We did some changes to the reward structures based on the agent's observation space, which is composed by 8 values:

  • position x (0)         [-1.5 , 1.5]
  • position y (1)         [-1.5 , 1.5]
  • Linear velocity x (2)         [-5, 5]
  • Linear velocity y (3)         [-5, 5]
  • Angle (4)         [-3.1415927, 3.1415927] -> [-π, π]
  • Angle velocity (5)         [-5, 5]
  • Leg right (6)         0,1 -> false, true
  • Leg left (7)         0,1 -> false, true

Reward 1:

So the first reward structure would value the agent for being in the landing zone, for having the legs touching the ground and the velocity of the landing not being to rough neither the angle and the angular velocity is at desired values, meaning vertical align and not rotating. We also value the agent for being in the middle of the landing zone, we penalize the agent for not being in the landing zone, the agent will be receiving a reward or loosing points acording to the angle of the lander.

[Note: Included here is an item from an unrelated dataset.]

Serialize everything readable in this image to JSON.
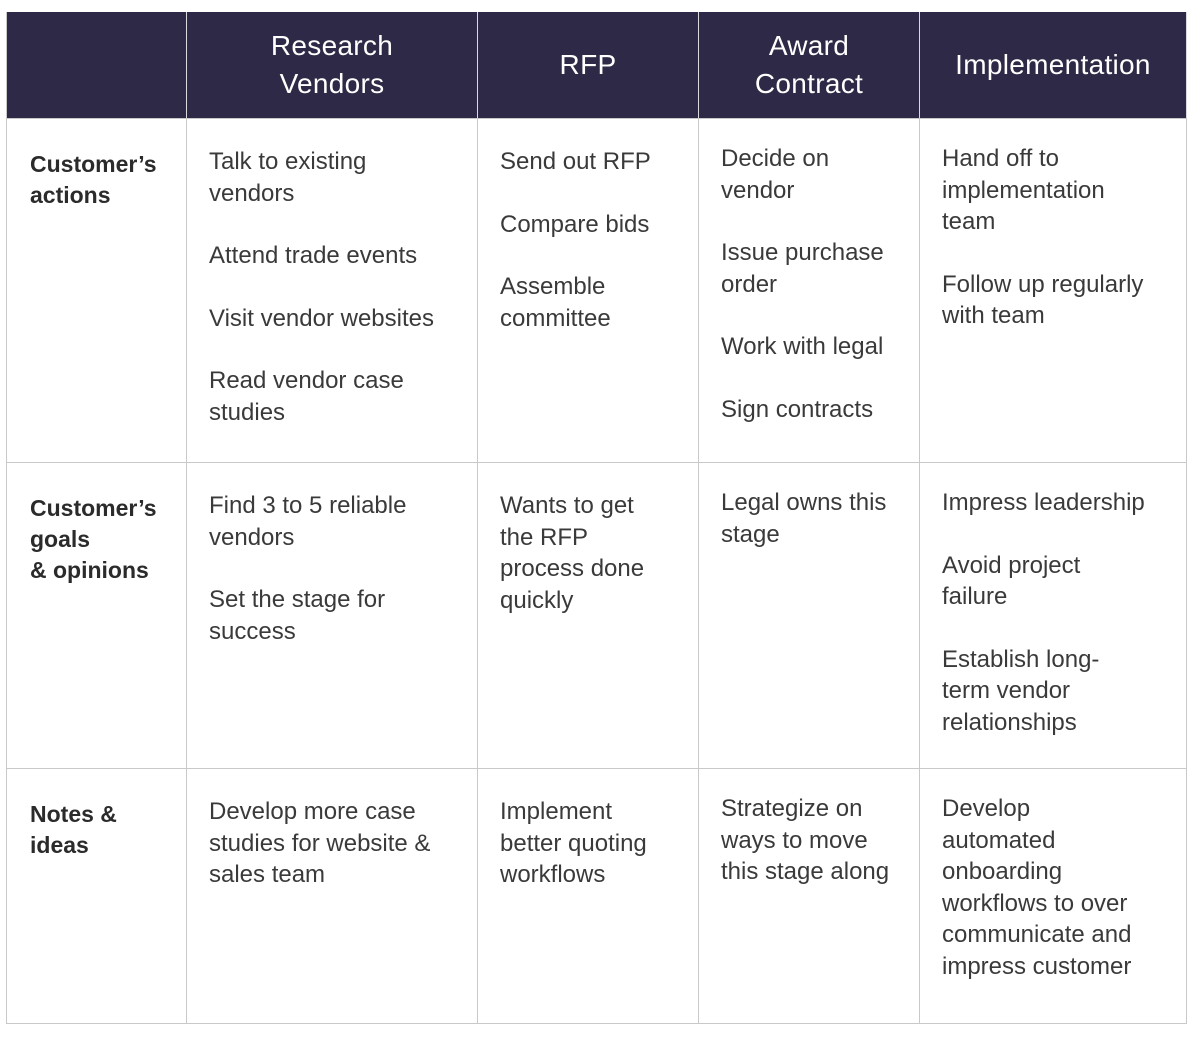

The final penalty is, as long the lander is still in the air, it will be decrimenting points to make sure the agent will try to land as fast as possible.

if done:
    if obs[0] > -0.1 and obs[0] < 0.1  and obs[3] > -0.5:
        reward += 10
        if obs[6] == 1 and obs[7] == 1:
            reward += 1.5

    elif obs[0] > -0.3 and obs[0] < 0.3 and obs[3] > -0.5 and abs(obs[4]) < 0.5 and abs(obs[5]) < 0.05:
        reward += 7
        if obs[6] == 1 and obs[7] == 1:
            reward += 1.5

    else:
        reward -= 10

    reward += (1 - abs(obs[4])) * 5

else:
    reward -= 0.2

Reward 2:

This reward structure is very similar to the previous one, the only difference is that we don't penalize the agent for being in the air, we only change the rewards when the episode is done.

if done:
    if obs[0] > -0.1 and obs[0] < 0.1  and obs[3] > -0.5:
        reward += 10
        if obs[6] == 1 and obs[7] == 1:
            reward += 1.5

    elif obs[0] > -0.3 and obs[0] < 0.3 and obs[3] > -0.5 and abs(obs[4]) < 0.5 and abs(obs[5]) < 0.05:
        reward += 7
        if obs[6] == 1 and obs[7] == 1:
            reward += 1.5

    else:
        reward -= 10

    reward += (1 - abs(obs[4])) * 5

Reward 3:

This reward structure is very identical to the reward 1, the difference between them is that when the lander is in the air, the lander is penalized less than the reward 1.

if done:
    if obs[0] > -0.1 and obs[0] < 0.1  and obs[3] > -0.5:
        reward += 10
        if obs[6] == 1 and obs[7] == 1:
            reward += 1.5

    elif obs[0] > -0.3 and obs[0] < 0.3 and obs[3] > -0.5 and abs(obs[4]) < 0.5 and abs(obs[5]) < 0.05:
        reward += 7
        if obs[6] == 1 and obs[7] == 1:
            reward += 1.5

    else:
        reward -= 10

    reward += (1 - abs(obs[4])) * 5

else:
    reward -= 0.1

Comparing results

We compared the results of a 10 million time steps training for the three different rewards structures with the Proximal Policy Optimization (PPO) algorithm.* with no modifications, and we got the following results:

Length Reward

As we can see, the reward 3 was what performed better, not just was more fast, but also more stable, and the length plot shows that the episodes were more fast and consistent, and still kept slightly better than the reward with no modifications, which was the second best. So we decided to train the agent with the reward 3 for the others algorithms (A2C and DQN) too, so we would make sure that we had the hands down on the best traing possible, and we got the following results:

Length Reward

The trained reward 3 with PPO agent is still better than the others, so it will be the one we focus on.

Final thoughts

Length Reward

As seen in the plots above, we noticed that our model with changes, improved slightly compared to the model without changes. Since the length of an episode is mostly shorter and the rewards remains linear and constant, we judge that our changes were positive and improved the model. Here's a render of the best moment if each one of the models, just so we can see the difference besides the data:

Without changes With changes

In the samples that we collected, the model with changes performed the landings in the perfect center of the landing zone, while the model without changes sometimes landed at the border and sometimes one leg first touch the ground outside the pretended zone, so we can see that the changes we made were positive and improved the model.